The largest nonindustrial construction project in the Town of Lockport's recent history, a $15 million YMCA, awaits approval from town officials.
The 52,000-square-foot building, to be erected on Snyder Drive, will replace a three-story building on East Avenue in the City of Lockport, which the YMCA has called home since 1926.
If the Town of Lockport Planning Board approves the project's design, ground could be broken in July, with a target date for opening of October 2018.
Plans call for a swimming pool and a gym on the first floor, and a three-lane running track above the gym on the second floor. Men's and women's locker rooms would be placed between the gym and the pool. The site will include 325 parking spaces.
Planning Board Chairman Richard R. Forsey told architect Jonathan Claeys of CJS Architects that the board wants to see exterior renderings of the building in time for a public hearing on the project May 16. Town regulations give the Planning Board the power of architectural review.
Claeys said the design will be close to the one presented to town officials Dec. 22.
In addition to the Planning Board's approval, the YMCA needs a variance from the Zoning Board of Appeals, because the building will be more than 35 feet high, which is the limit in a residential zone. The town last year lifted the height limits in commercial and industrial zones to 60 feet, but that didn't apply to residential areas.
Claeys said the actual height of the building will depend on the YMCA's choice of rooftop heating and air conditioning units.
The project has been a long time coming for the Lockport Family YMCA, which drew up a strategic plan 20 years ago that called for a new facility.
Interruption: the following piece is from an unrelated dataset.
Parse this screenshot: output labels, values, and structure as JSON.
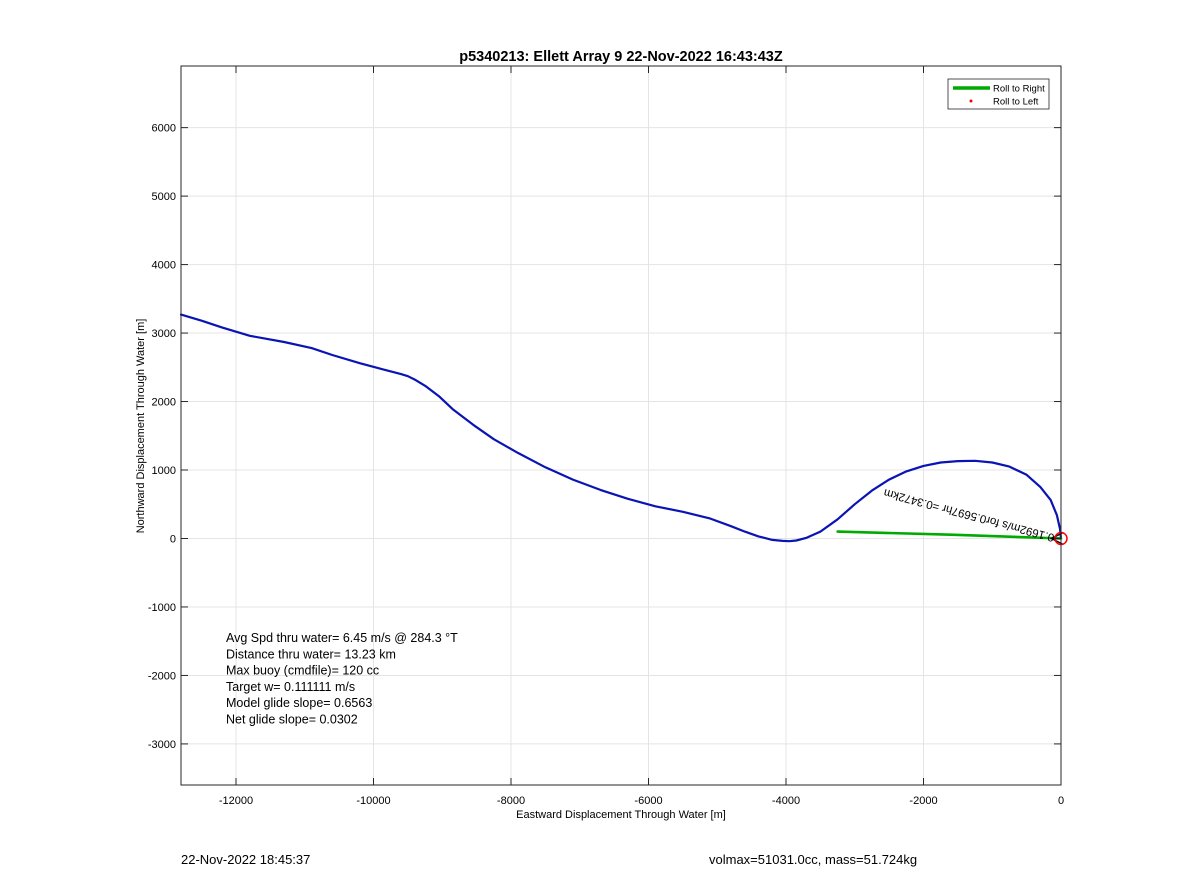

The YMCA bought the 31-acre Snyder Drive site in 2001, but it didn't start a fund-raising campaign until 2006.
The 2008 financial crisis and stock market plunge wiped out much of the YMCA's endowment, and for about five years the capital campaign was on hold.
But as the economy brightened, the fundraising resumed. In December, the effort reached the $10 million mark, which triggered completion of a planned merger between the Lockport YMCA and YMCA Buffalo Niagara.
Buddy Campbell, president and CEO of YMCA Buffalo Niagara, said a bank loan will cover the remaining $5 million of the cost of the new building.
Town Supervisor Mark C. Crocker said the YMCA has let the town out of a contract signed in 2005, which committed the town to pave the parking lot and driveway of the new facility, in exchange for the YMCA giving the town control over the unused portion of the 31-acre lot.
Crocker said the town will play no role in the construction of the new YMCA, and the $300,000 paving cost, set aside for years in a reserve fund, will be spent instead on replacing a bridge on nearby Locust Street Extension. The YMCA will keep the entire parcel of land.
"I think they want it for future expansion," Crocker said, and the plans do state that the YMCA envisions other recreational facilities and a walking path at an unspecified future date.
The town also has applied for a $500,000 state grant as a reward for cooperating with a not-for-profit agency. Crocker said if that grant comes in, the town will use it to build more sidewalks on roads near the YMCA site.
Town Planner Andrew C. Reilly said the added traffic from the YMCA project might help convince the state Department of Transportation to install a traffic signal at Snyder Drive and Robinson Road, which the town has been seeking for years.